In plenas, hand drums (panderos) are used to perform different but simultaneous and interlocking rhythms that produce the multipart complex that is so characteristic of plena. A gourd scraper (güiro, güícharo or carracho) is part of the ensemble. It sounds very similar to the Ekonda boyeke and the Angolan dikanza. A large lamellophone of African origin may be used. It is called marimbola. Plenas may include stringed instruments such as Puerto Rican cuatro, Cuban tres, guitar, bass and accordeon, among other possibilities.
These instruments are also employed in African nontraditional musical genres. Puerto Rican string instruments may be reminiscent of their African counterparts.
Hand drums as well as bomba drums are played with bare hands. This makes possible the production of sounds with different timbres on each drum. The drummers derive diverse sounds by striking the drumhead in different areas. Simultaneous rhythms are produced on drums with distinct tunings. Multipart complexes are characteristic to plena and bomba. Plena and bomba events can be quite loud. All these characteristics are very African.
Bomba drums are similar to other drums in the Caribbean area. Garífuna[2] garaon are similar in functions and sonority, but they are made in completely different ways. The garaon are made from sections of hollowed tree trunks. Bombas are made from empty barrels that, in yesteryear, may have contained products such as codfish, bacon or rum. There is no need to hollow a section of a tree trunk because barrels are already hollow. These containers are made of wood staves maintained by the pressure of metal hoops along the length of the barrel. The drums of the Anlo-Ewe (atsimevu, sogo, kidi and kaganu) of Togo and Benin are also constructed with wooden staves under pressure with metal hoops.
Another of bomba’s affinity with African performance is the relation between the dancer or dancers with the motifs beaten on the lead drum, rhythms that convert visible dance steps into audible drumming patterns. The lead drummer traces the dancer’s steps and movements with ingenious outbursts of rhythms. Other simultaneous but constant drumming patterns constitute danceable and irresistible basis for improvisations of the dancers and the lead drummer. Dancers portray their stamina, coordination and talents while the lead drummer produces sounds that coincide with the dance steps. This phenomenon is also found in Africa and in Afro America.

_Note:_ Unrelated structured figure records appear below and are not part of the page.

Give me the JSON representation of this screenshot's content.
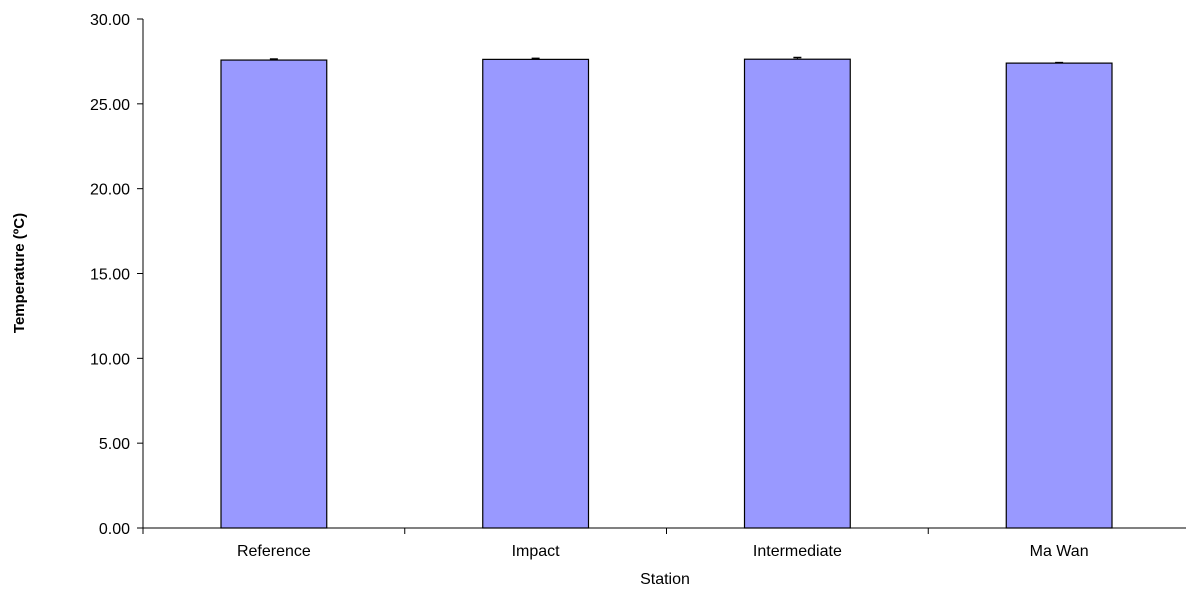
{
  "chart_data": {
    "type": "bar",
    "title": "",
    "xlabel": "Station",
    "ylabel": "Temperature (ºC)",
    "categories": [
      "Reference",
      "Impact",
      "Intermediate",
      "Ma Wan"
    ],
    "values": [
      27.58,
      27.62,
      27.63,
      27.4
    ],
    "error": [
      0.06,
      0.06,
      0.1,
      0.03
    ],
    "ylim": [
      0,
      30
    ],
    "yticks": [
      "0.00",
      "5.00",
      "10.00",
      "15.00",
      "20.00",
      "25.00",
      "30.00"
    ],
    "grid": false,
    "legend": "none",
    "bar_color": "#9999ff"
  }
}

Paracumbé has had many opportunities to alternate and to perform together with other distinguished ensembles that cultivate and portray their own Afro American music and dance traditions. We have shared our music with brothers and sisters from Belize, Brazil, Chile, Colombia, Cuba, Dominican Republic, El Salvador, Guadeloupe, Guatemala, Haiti, Honduras, Jamaica, Kenya, Martinique, Mexico, Panama, Uganda and the United States, among others.
[1] Heterophony is a musical texture where multiple voices or instruments play the same melody at the same time, but with slight variations. The variations can be in rhythm, tempo, or embellishments
[2] The Garifuna are a people of mixed free African and Amerindian ancestry that originated in the Caribbean island of Saint Vincent and traditionally speak Garifuna, an Arawakan language.